Belirtilen nedenlerden dolayı. temyiz isteminin kabulü ile İdare Mahkemesi kararının bozlumasına karar verilmesinin uygun olacağı düşünülmektedir.
TÜRK MİLLETİ ADINA
Hüküm veren Danıştay Onbirinci Dairesince işin gereği görüşüldü:
Dava, davacının şehit oğlundan dolayı aldığı yetim aylıklarının evlenmesi nedeniyle kesilmesine ilişkin işleme karşı yaptığı itirazın reddine ilişkin işlemin iptali ile bu işlem nedeniyle mahrum kalınan parasal haklarının yasal faiziyle birlikte ödenmesine hükmedilmesi istemiyle açılmıştır.

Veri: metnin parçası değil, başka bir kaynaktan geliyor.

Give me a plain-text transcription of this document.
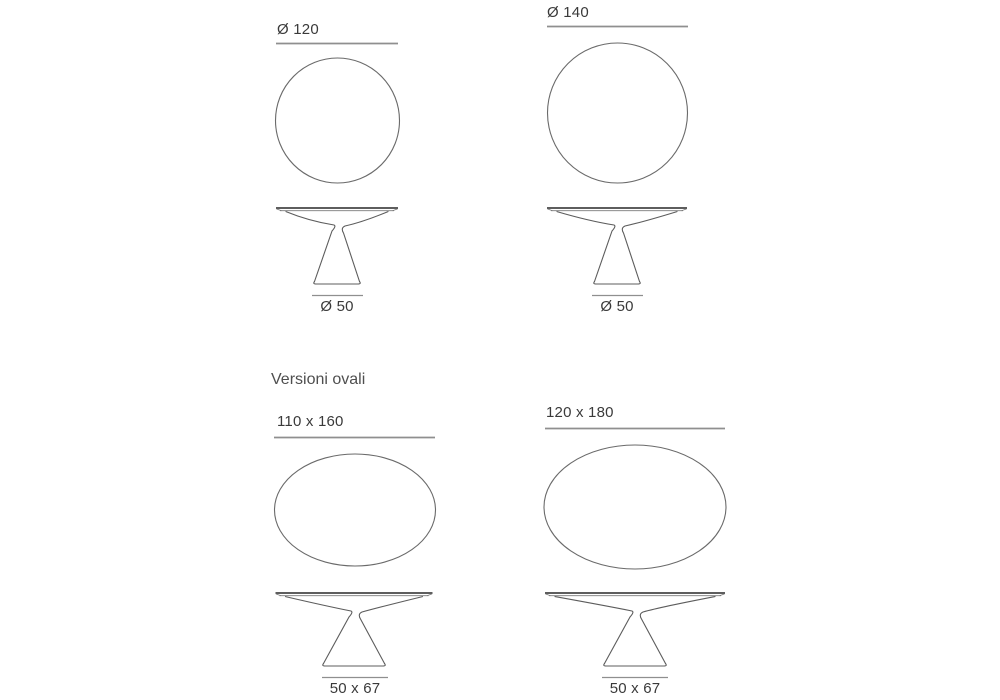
Versioni ovali
Ø 120
Ø 50
Ø 140
Ø 50
110 x 160
50 x 67
120 x 180
50 x 67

… İdare Mahkemesince; davacı tarafından 24.2.2007 tarihinde posta kutusuna bırakılması suretiyle dava konusu işlemden haberdar olduğunun belirtildiği göz önüne alındığında; bu tarihten itibaren altmış günlük dava açma süresi içinde dava açılması, bu süre içinde olmak kaydıyla görevsiz yargı merciinde dava açılmış olması halinde de, davanın görev noktasından reddine ilişkin kararın kesinleşme tarihinden itibaren 2577 sayılı Kanun’un 9. maddesi uyarınca otuz gün içinde idare mahkemesinde dava açılması gerekirken, idari dava açma süresi içinde askeri yargıda açılan davanın, görevsizlik kararının kesinleştiği tarih olan 19.2.2008 tarihinden itibaren 30 günlük süre geçirildikten sonra 25.3.2008 tarihinde açılmış olması karşısında, bakılan davada süre aşımı bulunduğu gerekçesiyle dava süre aşımı yönünden reddedilmiştir.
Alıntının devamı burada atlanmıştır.